Wednesday, January 11, 2012

Review of IMAGES OF BEING, poetry by Diane Sahms-Guarnieri











Review of IMAGES OF BEING, poetry by Diane Sahms-Guarnieri, Stonegarden.net Publishing, www.stonegarden.net, California, 85 pages, 2011, $7.95

Review by Barbara Bialick, author of TIME LEAVES

To Diane Sahms-Guarnieri, images are an all-important way she remembers people from her childhood and on into motherhood. Sometimes the images are unremarkable and common in their humanity; at other times they grab the reader with the immediacy of her dream about her child drowning… The book is also populated with her father and other relatives who made their living in the Philadelphia textile mill era and ended up victims of such poisons as asbestos—from unprotected work sites.
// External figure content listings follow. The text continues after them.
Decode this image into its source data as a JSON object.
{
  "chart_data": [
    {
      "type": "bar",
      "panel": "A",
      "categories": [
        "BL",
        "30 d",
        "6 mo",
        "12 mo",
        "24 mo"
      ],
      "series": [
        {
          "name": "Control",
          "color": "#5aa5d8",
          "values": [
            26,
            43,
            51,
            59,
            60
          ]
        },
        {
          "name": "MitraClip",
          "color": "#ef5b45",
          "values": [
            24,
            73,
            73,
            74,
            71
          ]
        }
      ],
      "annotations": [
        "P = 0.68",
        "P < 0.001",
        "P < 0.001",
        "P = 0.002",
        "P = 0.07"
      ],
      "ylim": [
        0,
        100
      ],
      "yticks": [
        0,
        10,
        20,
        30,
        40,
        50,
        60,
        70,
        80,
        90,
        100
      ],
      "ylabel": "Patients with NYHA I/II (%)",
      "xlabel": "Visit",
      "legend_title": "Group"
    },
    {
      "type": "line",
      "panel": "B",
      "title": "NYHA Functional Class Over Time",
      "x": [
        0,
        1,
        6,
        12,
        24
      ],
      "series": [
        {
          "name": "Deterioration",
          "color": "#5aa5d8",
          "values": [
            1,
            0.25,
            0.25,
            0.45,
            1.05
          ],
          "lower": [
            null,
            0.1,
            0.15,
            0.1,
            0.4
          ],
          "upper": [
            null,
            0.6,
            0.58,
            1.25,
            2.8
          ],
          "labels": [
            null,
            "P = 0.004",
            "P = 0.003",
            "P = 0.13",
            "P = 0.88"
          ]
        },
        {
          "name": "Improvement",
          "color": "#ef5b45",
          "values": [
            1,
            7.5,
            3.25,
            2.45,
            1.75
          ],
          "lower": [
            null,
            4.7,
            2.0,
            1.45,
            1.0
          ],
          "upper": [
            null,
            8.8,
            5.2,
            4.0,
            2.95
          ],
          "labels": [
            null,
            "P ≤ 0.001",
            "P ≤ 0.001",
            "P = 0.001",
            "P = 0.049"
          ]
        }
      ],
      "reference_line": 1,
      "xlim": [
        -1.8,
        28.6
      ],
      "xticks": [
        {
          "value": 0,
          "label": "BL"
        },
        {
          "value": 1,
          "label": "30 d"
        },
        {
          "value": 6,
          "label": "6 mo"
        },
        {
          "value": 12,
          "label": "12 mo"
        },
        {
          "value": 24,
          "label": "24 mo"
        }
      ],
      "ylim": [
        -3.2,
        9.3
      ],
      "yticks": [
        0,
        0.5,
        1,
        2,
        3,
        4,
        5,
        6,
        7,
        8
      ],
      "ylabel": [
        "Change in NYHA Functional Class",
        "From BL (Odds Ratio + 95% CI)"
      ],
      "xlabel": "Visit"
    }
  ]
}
The poem “Machines, Machines, Monstrous Machines” shows the “ticking hours…spent walking aisles of machines …spitting fiber into textile air, damaging lungs/already filled from a daily pack of Pall Mall/…It was audible, not thunderous:/an oxygen machine breathed with him/…a talking body on a long permanent leash/machines, machines, monstrous machines/from living room bed to front door…”

Her father was insulted during her youth by her mother for his alcoholism. He took the author as a child to a bar in the poem, “Another Shirley Temple”. “I watch him empty/glass after glass of beer/talking about work, work/in the mill all night, night/while I sleep weaving dreams”.
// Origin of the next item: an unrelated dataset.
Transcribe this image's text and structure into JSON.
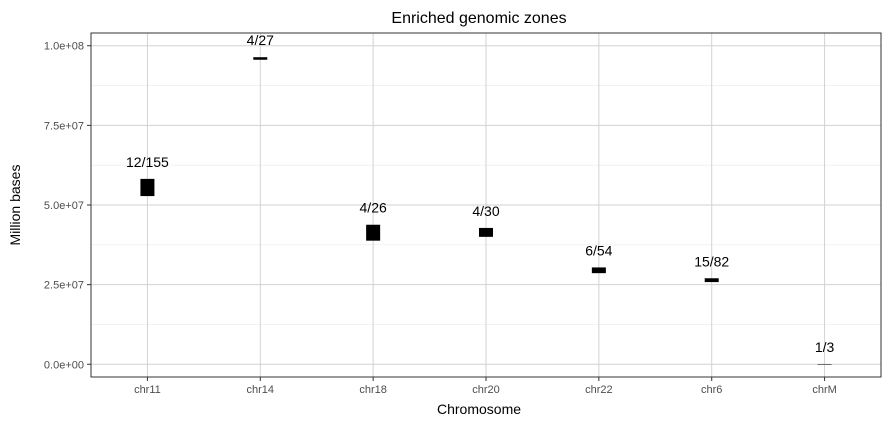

Her mother has her revenge in “Snowman” where “mom hoses your art away/melting the snowman liquid as milk/into the petrified garden.”

In the preface to the book, the author states that she is an “urban poet” who lives in
Philadelphia. “Each life is made up of images: images that are uniquely our own and images that merge into the lives of others. We are all an image of our own being in the collective human experience defined as life…” she explains.
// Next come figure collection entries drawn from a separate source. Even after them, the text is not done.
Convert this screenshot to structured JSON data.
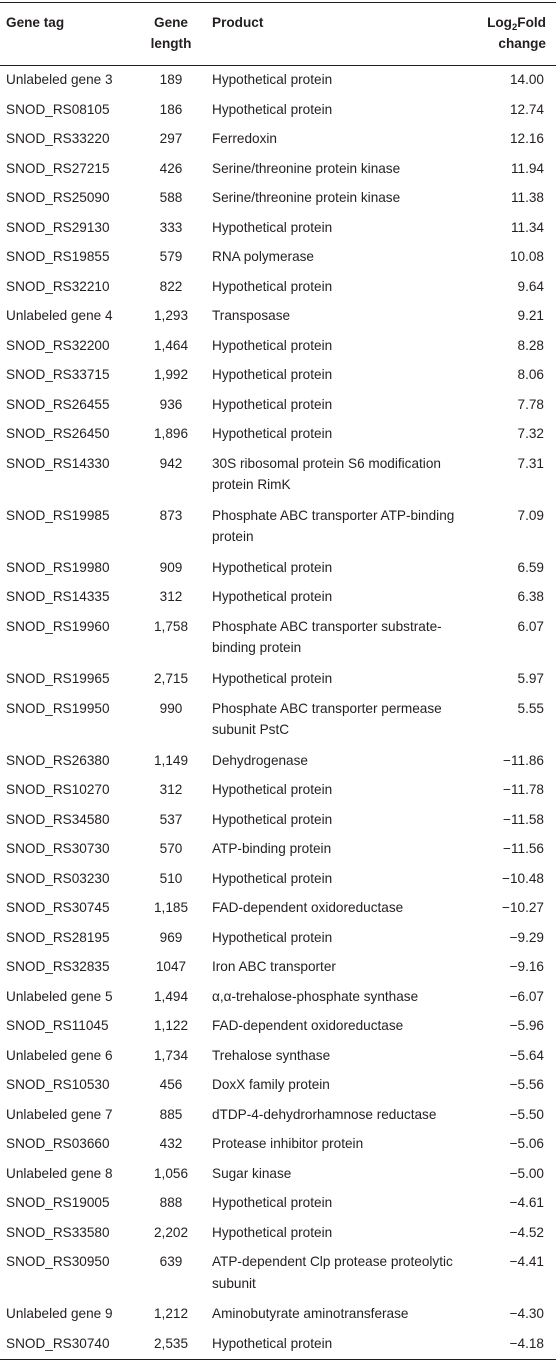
{
  "headers": {
    "gene_tag": "Gene tag",
    "gene_length_1": "Gene",
    "gene_length_2": "length",
    "product": "Product",
    "fold_prefix": "Log",
    "fold_sub": "2",
    "fold_suffix": "Fold",
    "fold_line2": "change"
  },
  "rows": [
    {
      "tag": "Unlabeled gene 3",
      "length": "189",
      "product": "Hypothetical protein",
      "fold": "14.00"
    },
    {
      "tag": "SNOD_RS08105",
      "length": "186",
      "product": "Hypothetical protein",
      "fold": "12.74"
    },
    {
      "tag": "SNOD_RS33220",
      "length": "297",
      "product": "Ferredoxin",
      "fold": "12.16"
    },
    {
      "tag": "SNOD_RS27215",
      "length": "426",
      "product": "Serine/threonine protein kinase",
      "fold": "11.94"
    },
    {
      "tag": "SNOD_RS25090",
      "length": "588",
      "product": "Serine/threonine protein kinase",
      "fold": "11.38"
    },
    {
      "tag": "SNOD_RS29130",
      "length": "333",
      "product": "Hypothetical protein",
      "fold": "11.34"
    },
    {
      "tag": "SNOD_RS19855",
      "length": "579",
      "product": "RNA polymerase",
      "fold": "10.08"
    },
    {
      "tag": "SNOD_RS32210",
      "length": "822",
      "product": "Hypothetical protein",
      "fold": "9.64"
    },
    {
      "tag": "Unlabeled gene 4",
      "length": "1,293",
      "product": "Transposase",
      "fold": "9.21"
    },
    {
      "tag": "SNOD_RS32200",
      "length": "1,464",
      "product": "Hypothetical protein",
      "fold": "8.28"
    },
    {
      "tag": "SNOD_RS33715",
      "length": "1,992",
      "product": "Hypothetical protein",
      "fold": "8.06"
    },
    {
      "tag": "SNOD_RS26455",
      "length": "936",
      "product": "Hypothetical protein",
      "fold": "7.78"
    },
    {
      "tag": "SNOD_RS26450",
      "length": "1,896",
      "product": "Hypothetical protein",
      "fold": "7.32"
    },
    {
      "tag": "SNOD_RS14330",
      "length": "942",
      "product": "30S ribosomal protein S6 modification protein RimK",
      "fold": "7.31"
    },
    {
      "tag": "SNOD_RS19985",
      "length": "873",
      "product": "Phosphate ABC transporter ATP-binding protein",
      "fold": "7.09"
    },
    {
      "tag": "SNOD_RS19980",
      "length": "909",
      "product": "Hypothetical protein",
      "fold": "6.59"
    },
    {
      "tag": "SNOD_RS14335",
      "length": "312",
      "product": "Hypothetical protein",
      "fold": "6.38"
    },
    {
      "tag": "SNOD_RS19960",
      "length": "1,758",
      "product": "Phosphate ABC transporter substrate-binding protein",
      "fold": "6.07"
    },
    {
      "tag": "SNOD_RS19965",
      "length": "2,715",
      "product": "Hypothetical protein",
      "fold": "5.97"
    },
    {
      "tag": "SNOD_RS19950",
      "length": "990",
      "product": "Phosphate ABC transporter permease subunit PstC",
      "fold": "5.55"
    },
    {
      "tag": "SNOD_RS26380",
      "length": "1,149",
      "product": "Dehydrogenase",
      "fold": "−11.86"
    },
    {
      "tag": "SNOD_RS10270",
      "length": "312",
      "product": "Hypothetical protein",
      "fold": "−11.78"
    },
    {
      "tag": "SNOD_RS34580",
      "length": "537",
      "product": "Hypothetical protein",
      "fold": "−11.58"
    },
    {
      "tag": "SNOD_RS30730",
      "length": "570",
      "product": "ATP-binding protein",
      "fold": "−11.56"
    },
    {
      "tag": "SNOD_RS03230",
      "length": "510",
      "product": "Hypothetical protein",
      "fold": "−10.48"
    },
    {
      "tag": "SNOD_RS30745",
      "length": "1,185",
      "product": "FAD-dependent oxidoreductase",
      "fold": "−10.27"
    },
    {
      "tag": "SNOD_RS28195",
      "length": "969",
      "product": "Hypothetical protein",
      "fold": "−9.29"
    },
    {
      "tag": "SNOD_RS32835",
      "length": "1047",
      "product": "Iron ABC transporter",
      "fold": "−9.16"
    },
    {
      "tag": "Unlabeled gene 5",
      "length": "1,494",
      "product": "α,α-trehalose-phosphate synthase",
      "fold": "−6.07"
    },
    {
      "tag": "SNOD_RS11045",
      "length": "1,122",
      "product": "FAD-dependent oxidoreductase",
      "fold": "−5.96"
    },
    {
      "tag": "Unlabeled gene 6",
      "length": "1,734",
      "product": "Trehalose synthase",
      "fold": "−5.64"
    },
    {
      "tag": "SNOD_RS10530",
      "length": "456",
      "product": "DoxX family protein",
      "fold": "−5.56"
    },
    {
      "tag": "Unlabeled gene 7",
      "length": "885",
      "product": "dTDP-4-dehydrorhamnose reductase",
      "fold": "−5.50"
    },
    {
      "tag": "SNOD_RS03660",
      "length": "432",
      "product": "Protease inhibitor protein",
      "fold": "−5.06"
    },
    {
      "tag": "Unlabeled gene 8",
      "length": "1,056",
      "product": "Sugar kinase",
      "fold": "−5.00"
    },
    {
      "tag": "SNOD_RS19005",
      "length": "888",
      "product": "Hypothetical protein",
      "fold": "−4.61"
    },
    {
      "tag": "SNOD_RS33580",
      "length": "2,202",
      "product": "Hypothetical protein",
      "fold": "−4.52"
    },
    {
      "tag": "SNOD_RS30950",
      "length": "639",
      "product": "ATP-dependent Clp protease proteolytic subunit",
      "fold": "−4.41"
    },
    {
      "tag": "Unlabeled gene 9",
      "length": "1,212",
      "product": "Aminobutyrate aminotransferase",
      "fold": "−4.30"
    },
    {
      "tag": "SNOD_RS30740",
      "length": "2,535",
      "product": "Hypothetical protein",
      "fold": "−4.18"
    }
  ]
}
Her dreams are equally compelling as her memories. In “Child of Dreams” she recounts, “a child: streaming hair like anemones lifting/oyster-white face slow motion sinking/like one of Titanic’s forgotten children/…I grope for dangling limbs, seaweed hair/then I appear among green hills/without her as I hear children’s laughter/…A wiseman
tells me the child is safe…”

Sahms-Guarnieri does not provide a bio, but does acknowledge that these poems have been published by such journals as Many Mountains Moving, Southern Ocean Review,
Wilderness House Literary Review, Philadelphia Stories Magazine and Anthology, Mad Poets Review, Mid-West Cultural Council, Fox Chase Review, Autumn Sky Poetry,
Limited Editions and Folio, “among others.”

1 comment:

  1. Anonymous6:21 AM

    Good Review, however, this review only addressed the first 1/3 rd of sahms-guarnieri's book pertaining to childhood. The part the review didn't discuss was marriage gone wrong, love, and character poems. The part it did address put a different spin on her childhood poems. You never know how people are going to read a poet's work.